The basic formula that drove the U.S. economy for the last 60 years has been the expansion of consumer spending. At first, that spending was healthy spending. People had built up savings during the war. In the Eisenhower years, they were ready to get back to work in the consumer economy, get married, have children, and spend money. America was the world's leading lender...leading exporter...leading manufacturer...and leading everything. Gradually though, having so many advantages caught up to the United States of America. By the '70s, the Nixon administration thought it could do away with the gold backing for the currency. By the '80s, the United States slipped from being a net creditor to being a net debtor to the rest of the world. By the '90s, American consumers were spending more than they made...and by the '00s they had given up saving all together - depending on the savings of poor people in China and elsewhere in order to continue living beyond their means.

Each time this system was faced with a recessionary correction, at least in the last 25 years, the feds tried to stimulate consumer spending with easier credit. And each time, consumers took the bait and got hooked on more debt. That's why the financial industry expanded so sold more and more debt in more and more grotesque and amazing ways.

This time is different. This time the feds have responded with zero interest rates...and $13 trillion worth of bailouts and boondoggles. But the old magic doesn't seem to work anymore. This time, the formula no longer works. Consumers already have too much stuff - and no way to pay for it all. They have no choice; they have to cut back. This is not a pause in the long cycle of increasing consumption, debt and speculation. It is a reversal of the cycle - with less consumption and less debt (more savings). This is a depression.

If left alone, this cycle will see falling asset prices, falling bond prices and rising savings for many years. Stocks should sell down to levels where they are attractive again - at average P/Es below 8...7...or even 6. And with dividend yields above 5%.
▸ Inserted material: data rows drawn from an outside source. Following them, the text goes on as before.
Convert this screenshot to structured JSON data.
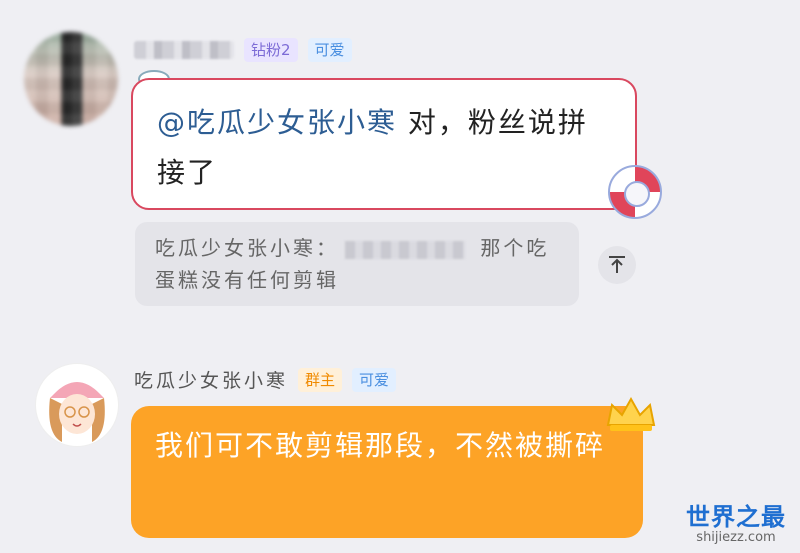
{
  "message_1": {
    "badges": [
      "钻粉2",
      "可爱"
    ],
    "mention": "@吃瓜少女张小寒",
    "text": " 对，粉丝说拼接了"
  },
  "quote": {
    "prefix": "吃瓜少女张小寒：",
    "suffix": " 那个吃蛋糕没有任何剪辑"
  },
  "message_2": {
    "sender": "吃瓜少女张小寒",
    "badges": [
      "群主",
      "可爱"
    ],
    "text": "我们可不敢剪辑那段，不然被撕碎"
  },
  "watermark": {
    "main": "世界之最",
    "sub": "shijiezz.com"
  },
  "icons": {
    "back_to_top": "arrow-up-icon",
    "bubble_deco_1": "life-ring-icon",
    "bubble_deco_2": "crown-icon"
  },
  "colors": {
    "bubble_orange": "#fda326",
    "bubble_border": "#d9485f",
    "badge_purple": "#7c6bd6",
    "badge_blue": "#4a8fe0",
    "badge_orange": "#f08a00",
    "watermark_blue": "#1f6fd1"
  }
}
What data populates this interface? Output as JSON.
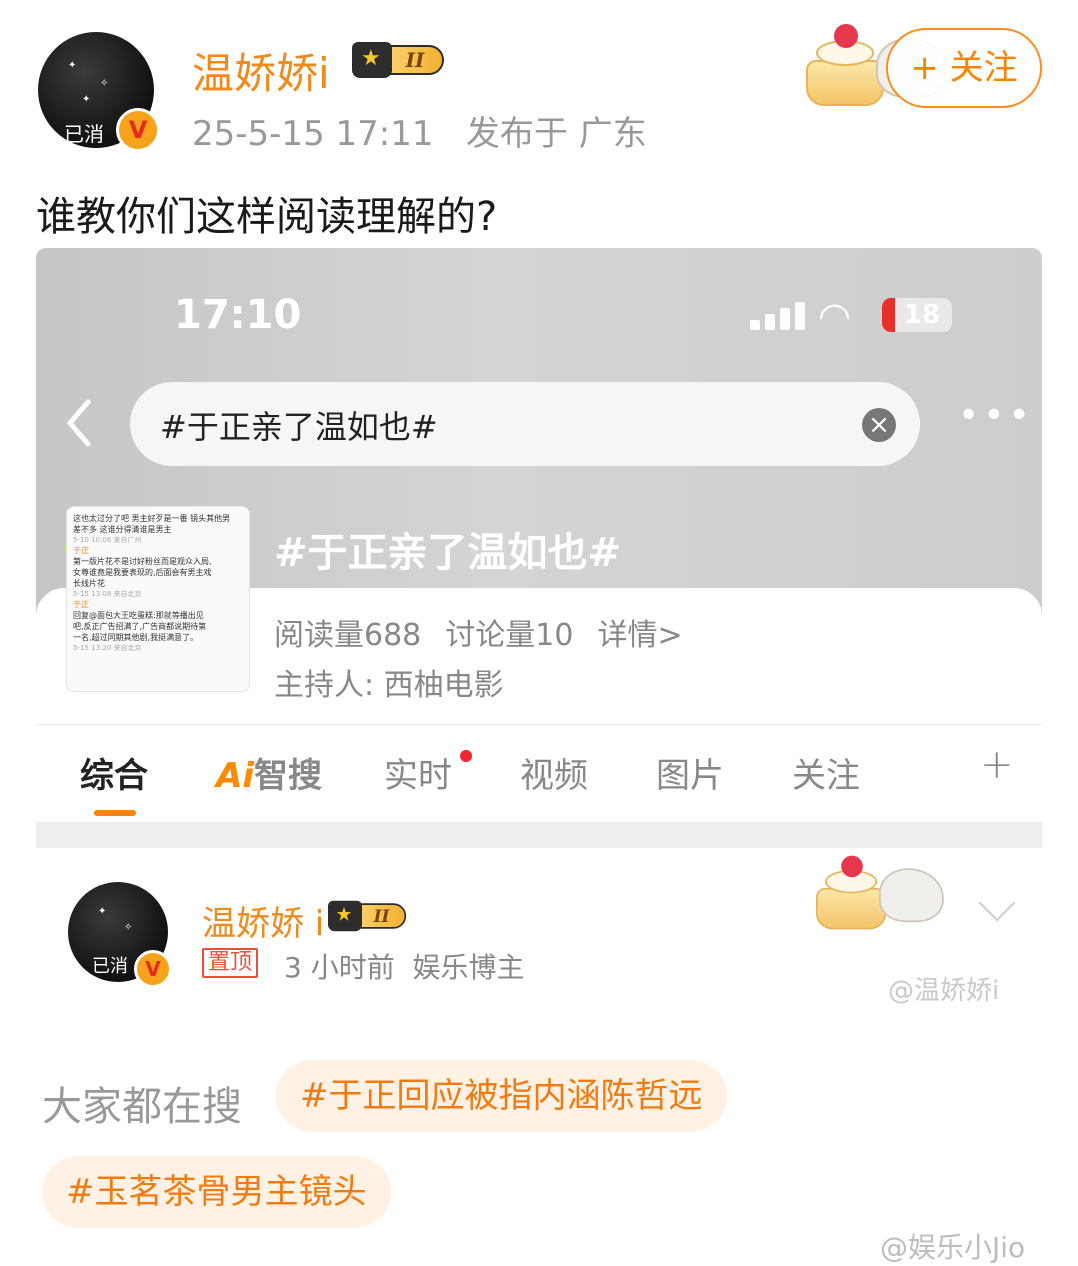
{
  "post": {
    "author_name": "温娇娇i",
    "avatar_caption": "已消",
    "verified_mark": "V",
    "crown_level": "II",
    "meta": "25-5-15 17:11   发布于 广东",
    "follow_label": "+ 关注",
    "text": "谁教你们这样阅读理解的?"
  },
  "screenshot": {
    "status": {
      "time": "17:10",
      "battery": "18",
      "battery_level": 0.18
    },
    "search": {
      "query": "#于正亲了温如也#"
    },
    "topic": {
      "title": "#于正亲了温如也#",
      "reads": "阅读量688",
      "discussions": "讨论量10",
      "details": "详情>",
      "host": "主持人: 西柚电影"
    },
    "thumb": {
      "lines": [
        "这也太过分了吧 男主好歹是一番 镜头其他男",
        "差不多 这谁分得清谁是男主"
      ],
      "meta1": "5-10 10:06 来自广州",
      "reply1_name": "于正",
      "reply1_lines": [
        "第一版片花不是讨好粉丝而是观众入局,",
        "女尊谁竟是我要表现的,后面会有男主戏",
        "长线片花"
      ],
      "meta2": "5-15 13:08 来自北京",
      "reply2_name": "于正",
      "reply2_lines": [
        "回复@面包大王吃蛋糕:那就等播出见",
        "吧,反正广告招满了,广告商都说期待第",
        "一名,超过同期其他剧,我挺满意了。"
      ],
      "meta3": "5-15 13:20 来自北京"
    },
    "tabs": [
      "综合",
      "智搜",
      "实时",
      "视频",
      "图片",
      "关注"
    ],
    "ai_prefix": "Ai",
    "active_tab": "综合",
    "plus": "+",
    "repost": {
      "name": "温娇娇 i",
      "avatar_caption": "已消",
      "pin": "置顶",
      "meta": "3 小时前  娱乐博主",
      "watermark": "@温娇娇i"
    },
    "hot_label": "大家都在搜",
    "hot_tags": [
      "#于正回应被指内涵陈哲远",
      "#玉茗茶骨男主镜头"
    ]
  },
  "footer_watermark": "@娱乐小Jio",
  "colors": {
    "accent": "#ff8200",
    "name": "#f08a1c",
    "chip_bg": "#fff1e3"
  }
}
Of course, when that happens people will have lost interest in stocks. The financial magazines will have pronounced the stock market "dead" and Jim Cramer will have been booted off the air.

By that time, the economy will have been restructured too. There will be less retail space. Many malls will have gone broke. Living standards in America and Britain will have gone down. And many of the people in the financial industry will be doing what they ought to have been doing all along - taking lunch counter orders.

Still a long way to go...

Now, we turn to Addison for news on the global financial losses:

"Banks, brokerages, fund name the financial firm...they've now seen nearly $4.1 trillion in digits evaporate since the beginning of the credit crunch, says the International Monetary Fund (IMF) this morning."
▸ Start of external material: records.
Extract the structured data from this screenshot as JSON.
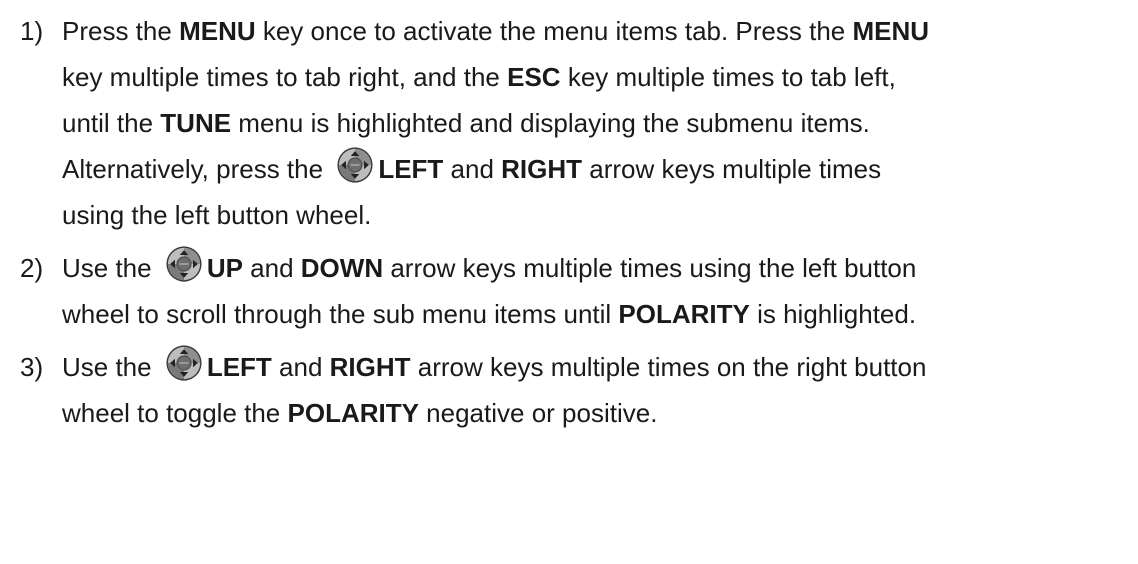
{
  "steps": [
    {
      "number": "1)",
      "lines": [
        {
          "t1": "Press the ",
          "b1": "MENU",
          "t2": " key once to activate the menu items tab.  Press the ",
          "b2": "MENU"
        },
        {
          "t1": "key multiple times to tab right, and the ",
          "b1": "ESC",
          "t2": " key multiple times to tab left,"
        },
        {
          "t1": "until the ",
          "b1": "TUNE",
          "t2": " menu is highlighted and displaying the submenu items."
        },
        {
          "t1": "Alternatively, press the ",
          "icon": "arrow-keypad-icon",
          "b1": "LEFT",
          "t2": " and ",
          "b2": "RIGHT",
          "t3": " arrow keys multiple times"
        },
        {
          "t1": "using the left button wheel."
        }
      ]
    },
    {
      "number": "2)",
      "lines": [
        {
          "t1": "Use the ",
          "icon": "arrow-keypad-icon",
          "b1": "UP",
          "t2": " and ",
          "b2": "DOWN",
          "t3": " arrow keys multiple times using the left button"
        },
        {
          "t1": "wheel to scroll through the sub menu items until ",
          "b1": "POLARITY",
          "t2": " is highlighted."
        }
      ]
    },
    {
      "number": "3)",
      "lines": [
        {
          "t1": "Use the ",
          "icon": "arrow-keypad-icon",
          "b1": "LEFT",
          "t2": " and ",
          "b2": "RIGHT",
          "t3": " arrow keys multiple times on the right button"
        },
        {
          "t1": "wheel to toggle the ",
          "b1": "POLARITY",
          "t2": " negative or positive."
        }
      ]
    }
  ],
  "icon_colors": {
    "ring": "#3a3a3a",
    "highlight": "#bdbdbd",
    "center": "#555555"
  }
}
"More than half the losses - $2.7 trillion - were sustained by U.S. firms," explains Addison in today's issue of The 5 Min. Forecast.

"So far, global financial losses in this bust are almost equal to the entire market cap crunch of the tech bust early in the century:

"In an effort to paper over the losses abroad, the IMF has already funded over $55 billion in emergency loans to European nations including Hungary, Serbia, Romania, Iceland, Ukraine, Belarus and Latvia.

"Last week, Mexico became the first Latin American country to put up the white flag, asking for a $47 billion line of credit. Just yesterday, Columbia followed suit, seeking $10.4 billion. We'll go out on a limb here... they won't be the last."